Thanks Julien, that looks quite interesting. I'll try to remember to look out for this in the mainstream kernels in the future. On Sat, 17 Sep 2016 at 21:56 Julien Goodwin via luv-main < luv-main@luv.asn.au> wrote:
On 16/09/16 18:33, Julien Goodwin via luv-main wrote:
On 16/09/16 11:02, Toby Corkindale via luv-main wrote:
I noticed that Windows 10 now uses CTCP as the default TCP congestion/rate control algorithm, but Linux still defaults to the old Cubic algorithm.
CTCP doesn't appear to be available on Ubuntu LTS at the moment, but there's a whole host of others to choose from. Has anyone here worked out which is the best one to use on typical consumer internet links in Australia?
Over and above the rate control algorithm Linux has a bunch of features that make it work much better than a to-the-spec cubic implementation (not surprising with a bunch of large content providers like $EMPLOYER submitting their fixes upstream).

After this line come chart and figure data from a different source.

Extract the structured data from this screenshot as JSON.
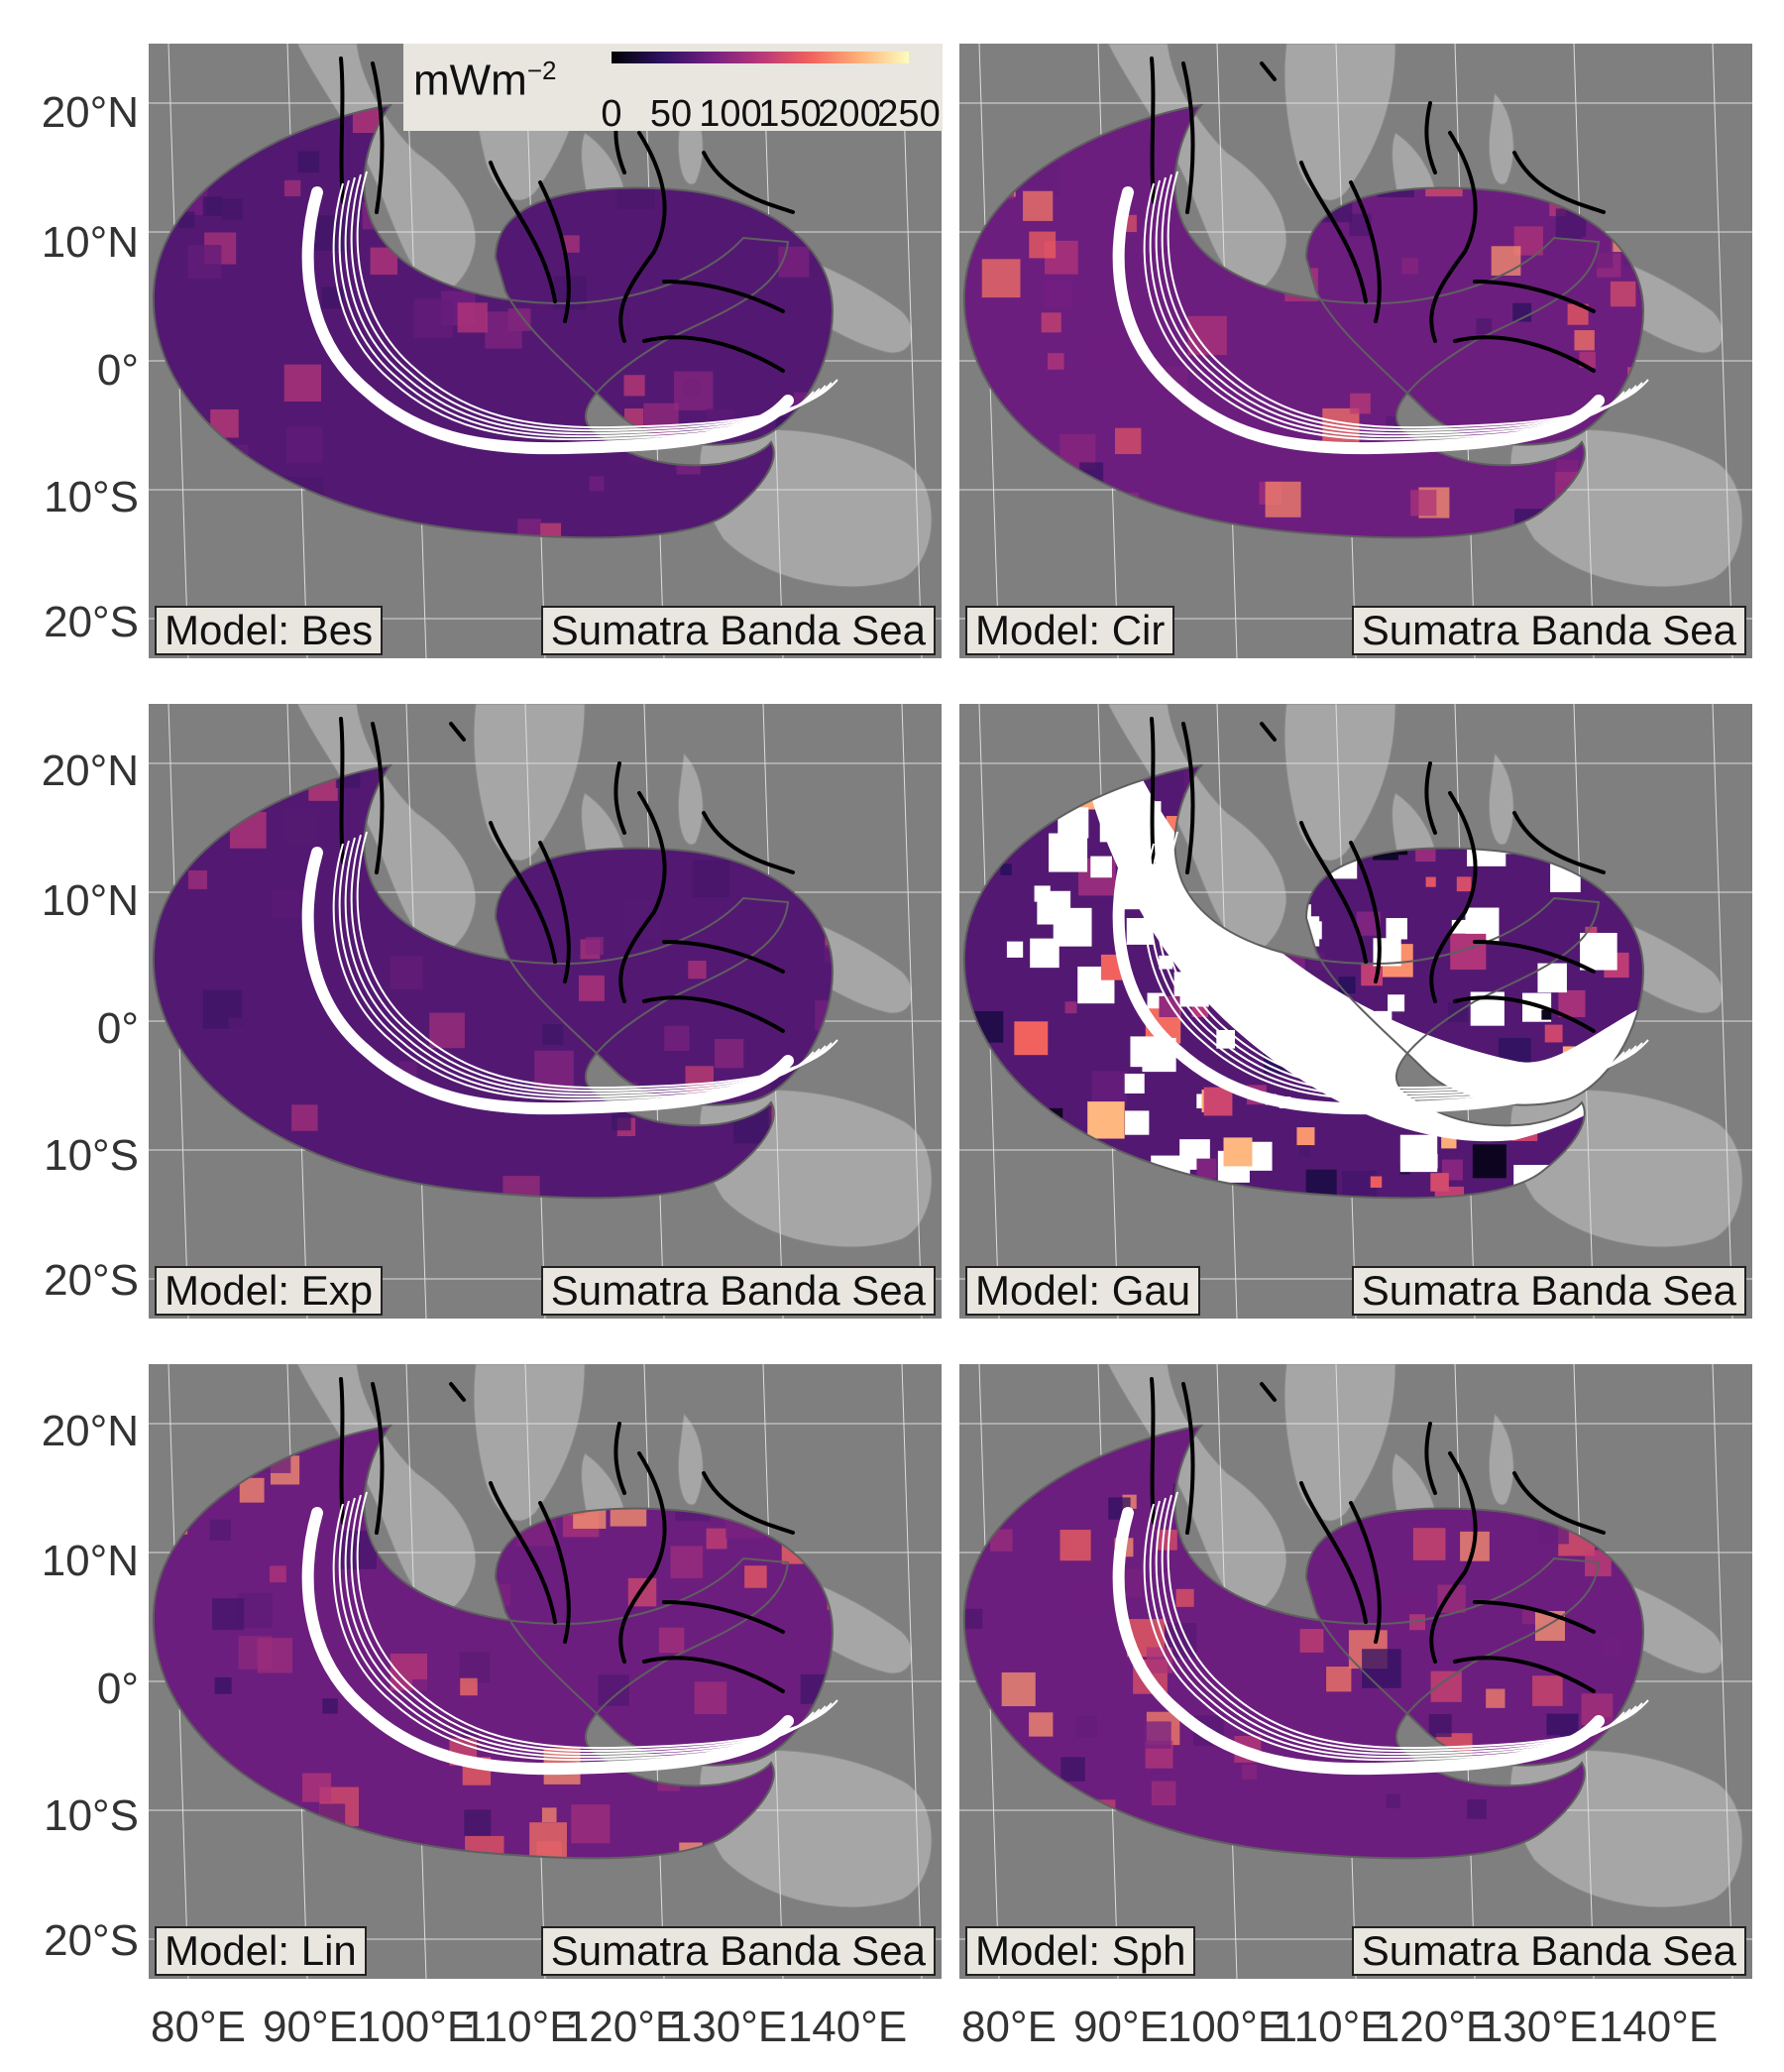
{
  "legend": {
    "title": "mWm",
    "title_exponent": "−2",
    "ticks": [
      "0",
      "50",
      "100",
      "150",
      "200",
      "250"
    ],
    "colormap": [
      "#000004",
      "#2c115f",
      "#721f81",
      "#b73779",
      "#f1605d",
      "#feb078",
      "#fcfdbf"
    ]
  },
  "axes": {
    "y_labels": [
      "20°N",
      "10°N",
      "0°",
      "10°S",
      "20°S"
    ],
    "x_labels": [
      "80°E",
      "90°E",
      "100°E",
      "110°E",
      "120°E",
      "130°E",
      "140°E"
    ]
  },
  "region_label": "Sumatra Banda Sea",
  "panels": [
    {
      "model_label": "Model: Bes",
      "style": "smooth"
    },
    {
      "model_label": "Model: Cir",
      "style": "hot"
    },
    {
      "model_label": "Model: Exp",
      "style": "smooth"
    },
    {
      "model_label": "Model: Gau",
      "style": "noisy"
    },
    {
      "model_label": "Model: Lin",
      "style": "hot"
    },
    {
      "model_label": "Model: Sph",
      "style": "hot"
    }
  ],
  "colors": {
    "panel_background": "#7f7f7f",
    "land": "#a6a6a6",
    "label_background": "#e8e6df",
    "trench": "#ffffff",
    "faults": "#000000"
  }
}
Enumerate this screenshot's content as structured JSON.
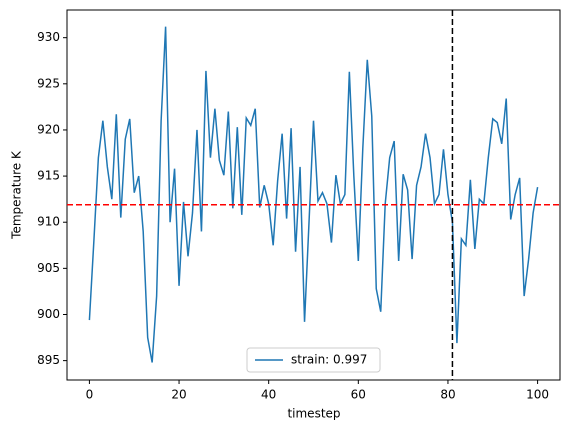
{
  "chart_data": {
    "type": "line",
    "xlabel": "timestep",
    "ylabel": "Temperature K",
    "x": [
      0,
      1,
      2,
      3,
      4,
      5,
      6,
      7,
      8,
      9,
      10,
      11,
      12,
      13,
      14,
      15,
      16,
      17,
      18,
      19,
      20,
      21,
      22,
      23,
      24,
      25,
      26,
      27,
      28,
      29,
      30,
      31,
      32,
      33,
      34,
      35,
      36,
      37,
      38,
      39,
      40,
      41,
      42,
      43,
      44,
      45,
      46,
      47,
      48,
      49,
      50,
      51,
      52,
      53,
      54,
      55,
      56,
      57,
      58,
      59,
      60,
      61,
      62,
      63,
      64,
      65,
      66,
      67,
      68,
      69,
      70,
      71,
      72,
      73,
      74,
      75,
      76,
      77,
      78,
      79,
      80,
      81,
      82,
      83,
      84,
      85,
      86,
      87,
      88,
      89,
      90,
      91,
      92,
      93,
      94,
      95,
      96,
      97,
      98,
      99,
      100
    ],
    "series": [
      {
        "name": "strain: 0.997",
        "color": "#1f77b4",
        "values": [
          899.4,
          908,
          917,
          921,
          916,
          912.5,
          921.7,
          910.5,
          919,
          921.2,
          913.2,
          915,
          909,
          897.5,
          894.8,
          902,
          921,
          931.2,
          910,
          915.8,
          903.1,
          912.2,
          906.3,
          911,
          920,
          909,
          926.4,
          917,
          922.3,
          916.7,
          915.1,
          922,
          911.5,
          920.3,
          910.8,
          921.3,
          920.5,
          922.3,
          911.6,
          914,
          912,
          907.5,
          914.5,
          919.6,
          910.4,
          920.2,
          906.8,
          916,
          899.2,
          910,
          921,
          912.3,
          913.2,
          912,
          907.8,
          915.1,
          912,
          913,
          926.3,
          915,
          905.8,
          918,
          927.6,
          921.5,
          902.8,
          900.3,
          912,
          917,
          918.8,
          905.8,
          915.2,
          913.5,
          906,
          914,
          916,
          919.6,
          917,
          912,
          913,
          917.9,
          913,
          910,
          896.9,
          908.2,
          907.5,
          914.6,
          907.1,
          912.5,
          912,
          917,
          921.2,
          920.8,
          918.5,
          923.4,
          910.3,
          913,
          914.8,
          902,
          906,
          911,
          913.8
        ]
      }
    ],
    "reference_lines": [
      {
        "axis": "y",
        "value": 911.9,
        "color": "#ff0000"
      },
      {
        "axis": "x",
        "value": 81,
        "color": "#000000"
      }
    ],
    "xlim": [
      -5,
      105
    ],
    "xticks": [
      0,
      20,
      40,
      60,
      80,
      100
    ],
    "ylim": [
      892.9,
      933
    ],
    "yticks": [
      895,
      900,
      905,
      910,
      915,
      920,
      925,
      930
    ],
    "legend": "lower center"
  }
}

Things like TCP pacing and the work from the bufferbloat folk have really improved things.
https://fasterdata.es.net/host-tuning/linux/fair-queuing-scheduler/
...and something that finally went public overnight is a new TCP rate control algorithm from some of the folk at $EMPLOYER, I for one am very much looking forward to this hitting upstream and then into a Debian kernel.